Aim: By using a Python program language for building the QSAR model of pyrazoline derivatives, the
data were collected from diverse literature for the inhibition of Mycobacterium tuberculosis. Pyrazoline, a
small molecule scaffold, could block the biosynthesis of mycolic acids, resulting in mycobacteria death
and leading to anti-tubercular drug discovery.

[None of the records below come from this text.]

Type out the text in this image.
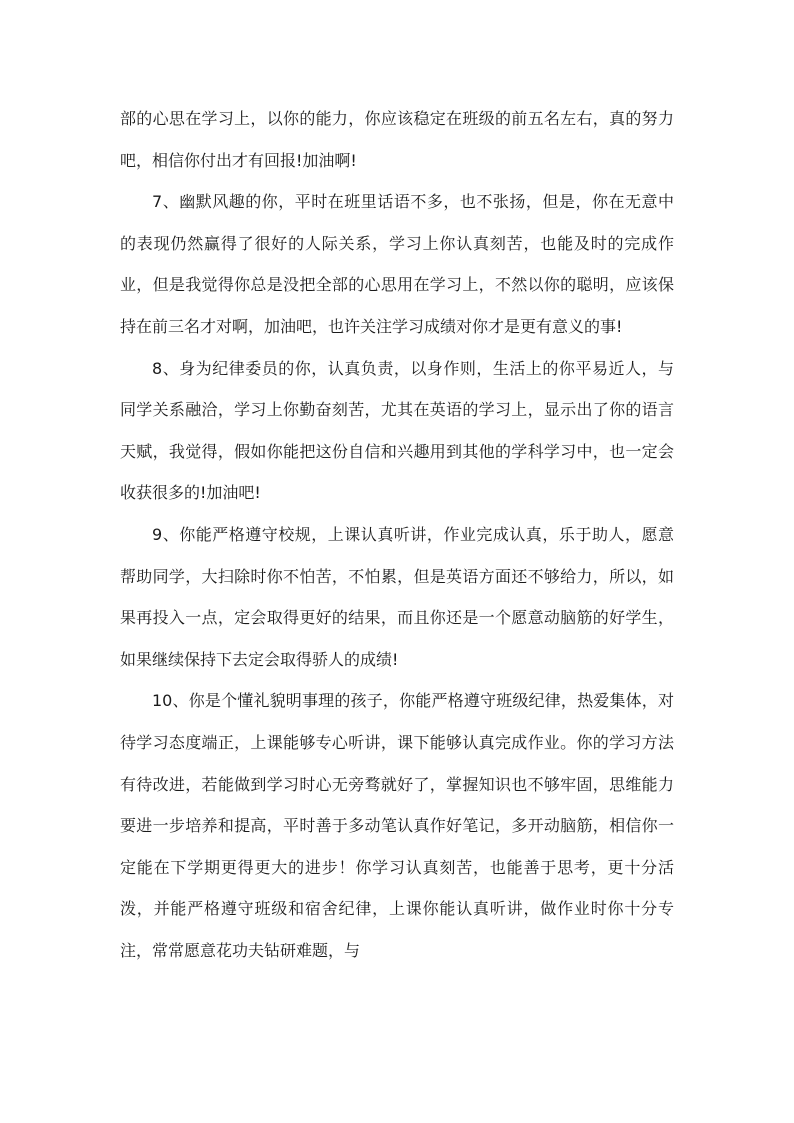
部的心思在学习上，以你的能力，你应该稳定在班级的前五名左右，真的努力吧，相信你付出才有回报!加油啊!

7、幽默风趣的你，平时在班里话语不多，也不张扬，但是，你在无意中的表现仍然赢得了很好的人际关系，学习上你认真刻苦，也能及时的完成作业，但是我觉得你总是没把全部的心思用在学习上，不然以你的聪明，应该保持在前三名才对啊，加油吧，也许关注学习成绩对你才是更有意义的事!

8、身为纪律委员的你，认真负责，以身作则，生活上的你平易近人，与同学关系融洽，学习上你勤奋刻苦，尤其在英语的学习上，显示出了你的语言天赋，我觉得，假如你能把这份自信和兴趣用到其他的学科学习中，也一定会收获很多的!加油吧!

9、你能严格遵守校规，上课认真听讲，作业完成认真，乐于助人，愿意帮助同学，大扫除时你不怕苦，不怕累，但是英语方面还不够给力，所以，如果再投入一点，定会取得更好的结果，而且你还是一个愿意动脑筋的好学生，如果继续保持下去定会取得骄人的成绩!

10、你是个懂礼貌明事理的孩子，你能严格遵守班级纪律，热爱集体，对待学习态度端正，上课能够专心听讲，课下能够认真完成作业。你的学习方法有待改进，若能做到学习时心无旁骛就好了，掌握知识也不够牢固，思维能力要进一步培养和提高，平时善于多动笔认真作好笔记，多开动脑筋，相信你一定能在下学期更得更大的进步！你学习认真刻苦，也能善于思考，更十分活泼，并能严格遵守班级和宿舍纪律，上课你能认真听讲，做作业时你十分专注，常常愿意花功夫钻研难题，与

Methods: We have developed a new Python script that effectively uses CDK descriptor as the independent
variable and anti-tubercular bioactivity as the dependent variable in building and validating the best
QSAR model. The built QSAR model was further cross-validated by using the external test set compounds.
Then, the three algorithms, viz. multiple linear regression, support vector machine, and partial
least square classifiers, were used to differentiate and compare their r2 values.
Results: Our generated QSAR model via an open-source python program predicted well with external test
set compounds. The generated statistical model afforded the ordinary least squares (OLS) regression as R2
value of 0.514, F value of 5.083, the adjusted R2 value of 0.413, and std. error of 0.092. Moreover, the
multiple linear regression showed the R2 value of 0.5143, reg.coef_ of, -0.07795 (PC1), 0.01619 (PC2),
0.03763 (PC3), 0.07849 (PC4), -0.09726 (PC5), and reg.intercept_ of 4.8324. The performance of the
model was determined by the support vector machine classifier of sklearn, module and it provided a model
score of 0.5901. Further, the model performance was supported by a partial least square regression, and
it showed the R2 value of 0.5901. The model performance was validated, and the model predicted similar
values when compared to that of the train set, and the plotted linear curve between the predicted and actual
pMIC50 value showed all data to fall over the middle linear line.
Conclusion: We have found that the model score obtained using this script via three diverse algorithms
correlated well, and there was not much difference between them; the model may be useful in the design
of a similar group of pyrazoline analogs as anti-tubercular agents.